The CDNs have a challenge in front of them. Do they take on the challenge, and start developing a comprehensive security portfolio that competes against Incapsula. Or do the CDNs go about their daily business. With Imperva at the helm of Incapsula, we can bet it’s only a matter of time before they roll out additional security features that cross the boundaries of the different security tiers.

Akamai’s Challenge

This poses a very interesting challenge to Akamai. Akamai is the dominant leader in Edge Security, where it is 1 Hop away from 90% of the world’s end users. Theoretically, Akamai can stop the DDoS attack one hop away from the attack. However, Akamai stops at the edge, and doesn’t go deeper into the security spectrum, and offer protection against APT, malware, database, and so on.

Imperva’s Head Start

Imperva, the leader in data center security, provides an extensive security set for protecting the database, file system and web application. Incapsula provides Imperva with a strong Edge Security offering and capability. Together, both offer security from the data center to the edge. No other CDN has this capability.

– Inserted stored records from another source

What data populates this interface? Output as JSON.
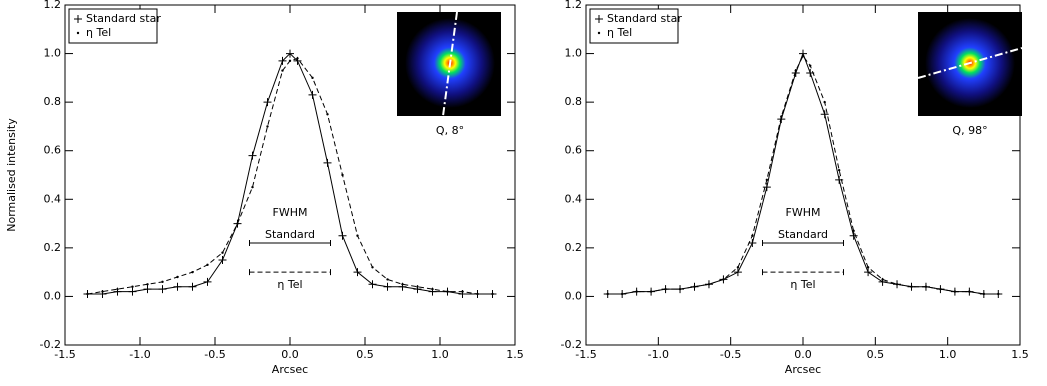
{
  "chart_data": [
    {
      "type": "line",
      "xlabel": "Arcsec",
      "ylabel": "Normalised intensity",
      "xlim": [
        -1.5,
        1.5
      ],
      "ylim": [
        -0.2,
        1.2
      ],
      "xticks": [
        -1.5,
        {
          "value": -1,
          "label": "-1.0"
        },
        -0.5,
        {
          "value": 0,
          "label": "0.0"
        },
        0.5,
        {
          "value": 1,
          "label": "1.0"
        },
        1.5
      ],
      "yticks": [
        -0.2,
        {
          "value": 0,
          "label": "0.0"
        },
        0.2,
        0.4,
        0.6,
        0.8,
        {
          "value": 1,
          "label": "1.0"
        },
        1.2
      ],
      "legend": "upper left",
      "x": [
        -1.35,
        -1.25,
        -1.15,
        -1.05,
        -0.95,
        -0.85,
        -0.75,
        -0.65,
        -0.55,
        -0.45,
        -0.35,
        -0.25,
        -0.15,
        -0.05,
        0,
        0.05,
        0.15,
        0.25,
        0.35,
        0.45,
        0.55,
        0.65,
        0.75,
        0.85,
        0.95,
        1.05,
        1.15,
        1.25,
        1.35
      ],
      "series": [
        {
          "name": "Standard star",
          "color": "#000000",
          "style": "solid",
          "values": [
            0.01,
            0.01,
            0.02,
            0.02,
            0.03,
            0.03,
            0.04,
            0.04,
            0.06,
            0.15,
            0.3,
            0.58,
            0.8,
            0.97,
            1.0,
            0.97,
            0.83,
            0.55,
            0.25,
            0.1,
            0.05,
            0.04,
            0.04,
            0.03,
            0.02,
            0.02,
            0.01,
            0.01,
            0.01
          ]
        },
        {
          "name": "η Tel",
          "color": "#000000",
          "style": "dashed",
          "values": [
            0.01,
            0.02,
            0.03,
            0.04,
            0.05,
            0.06,
            0.08,
            0.1,
            0.13,
            0.18,
            0.3,
            0.45,
            0.7,
            0.93,
            0.97,
            0.98,
            0.9,
            0.75,
            0.5,
            0.25,
            0.12,
            0.07,
            0.05,
            0.04,
            0.03,
            0.02,
            0.02,
            0.01,
            0.01
          ]
        }
      ],
      "fwhm_title": "FWHM",
      "fwhm": [
        {
          "label": "Standard",
          "x": [
            -0.27,
            0.27
          ],
          "y": 0.22,
          "style": "solid"
        },
        {
          "label": "η Tel",
          "x": [
            -0.27,
            0.27
          ],
          "y": 0.1,
          "style": "dashed"
        }
      ],
      "inset_caption": "Q, 8°"
    },
    {
      "type": "line",
      "xlabel": "Arcsec",
      "xlim": [
        -1.5,
        1.5
      ],
      "ylim": [
        -0.2,
        1.2
      ],
      "xticks": [
        -1.5,
        {
          "value": -1,
          "label": "-1.0"
        },
        -0.5,
        {
          "value": 0,
          "label": "0.0"
        },
        0.5,
        {
          "value": 1,
          "label": "1.0"
        },
        1.5
      ],
      "yticks": [
        -0.2,
        {
          "value": 0,
          "label": "0.0"
        },
        0.2,
        0.4,
        0.6,
        0.8,
        {
          "value": 1,
          "label": "1.0"
        },
        1.2
      ],
      "legend": "upper left",
      "x": [
        -1.35,
        -1.25,
        -1.15,
        -1.05,
        -0.95,
        -0.85,
        -0.75,
        -0.65,
        -0.55,
        -0.45,
        -0.35,
        -0.25,
        -0.15,
        -0.05,
        0,
        0.05,
        0.15,
        0.25,
        0.35,
        0.45,
        0.55,
        0.65,
        0.75,
        0.85,
        0.95,
        1.05,
        1.15,
        1.25,
        1.35
      ],
      "series": [
        {
          "name": "Standard star",
          "color": "#000000",
          "style": "solid",
          "values": [
            0.01,
            0.01,
            0.02,
            0.02,
            0.03,
            0.03,
            0.04,
            0.05,
            0.07,
            0.1,
            0.22,
            0.45,
            0.73,
            0.92,
            1.0,
            0.92,
            0.75,
            0.48,
            0.25,
            0.1,
            0.06,
            0.05,
            0.04,
            0.04,
            0.03,
            0.02,
            0.02,
            0.01,
            0.01
          ]
        },
        {
          "name": "η Tel",
          "color": "#000000",
          "style": "dashed",
          "values": [
            0.01,
            0.01,
            0.02,
            0.02,
            0.03,
            0.03,
            0.04,
            0.05,
            0.07,
            0.12,
            0.25,
            0.48,
            0.74,
            0.93,
            0.99,
            0.95,
            0.8,
            0.52,
            0.27,
            0.12,
            0.07,
            0.05,
            0.04,
            0.04,
            0.03,
            0.02,
            0.02,
            0.01,
            0.01
          ]
        }
      ],
      "fwhm_title": "FWHM",
      "fwhm": [
        {
          "label": "Standard",
          "x": [
            -0.28,
            0.28
          ],
          "y": 0.22,
          "style": "solid"
        },
        {
          "label": "η Tel",
          "x": [
            -0.28,
            0.28
          ],
          "y": 0.1,
          "style": "dashed"
        }
      ],
      "inset_caption": "Q, 98°"
    }
  ]
}
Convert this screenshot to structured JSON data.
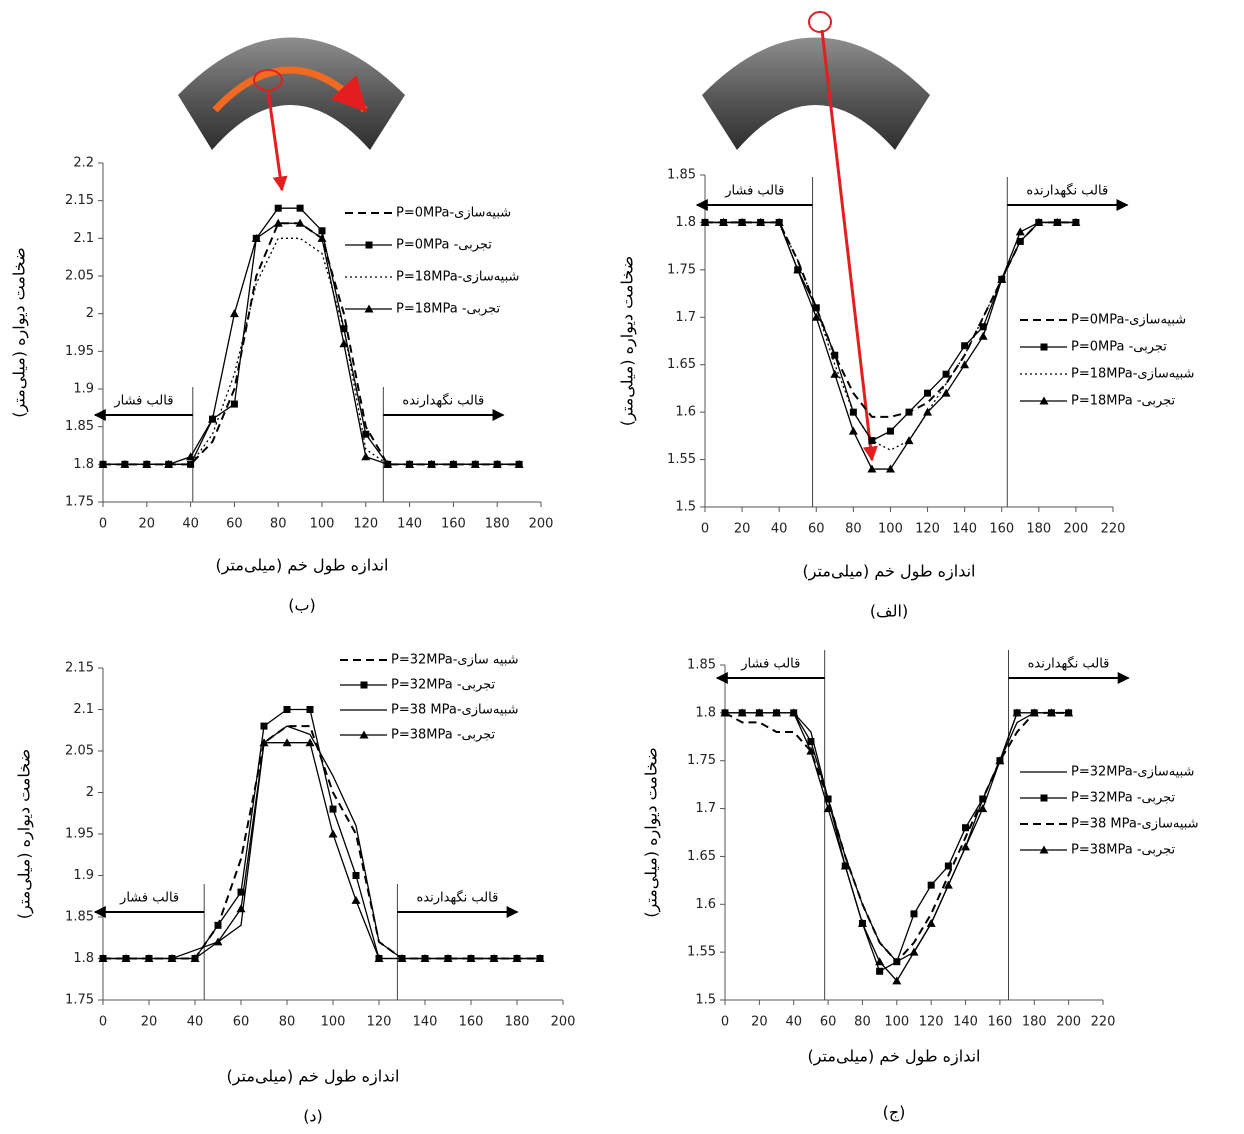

It’s interesting that a pure-play security company, an outsider, came out of nowhere, and challenged the traditional CDN business model, in such as a way that very few have. In fact, there’s only one more CDN disruptor like Incapsula, and that is Aryaka Networks. In a sense, Akamai is behind Imperva in security. Let’s see how Akamai responds to the threat Imperva poses. Will Akamai acquire a cloud-based security company, that deepens the security offering and challenges Imperva? Absolutely. I think we’ll see an Akamai acquisition in the next three months. My guess is they acquire a cloud-based security company that protects against APT, malware and zero-day attacks.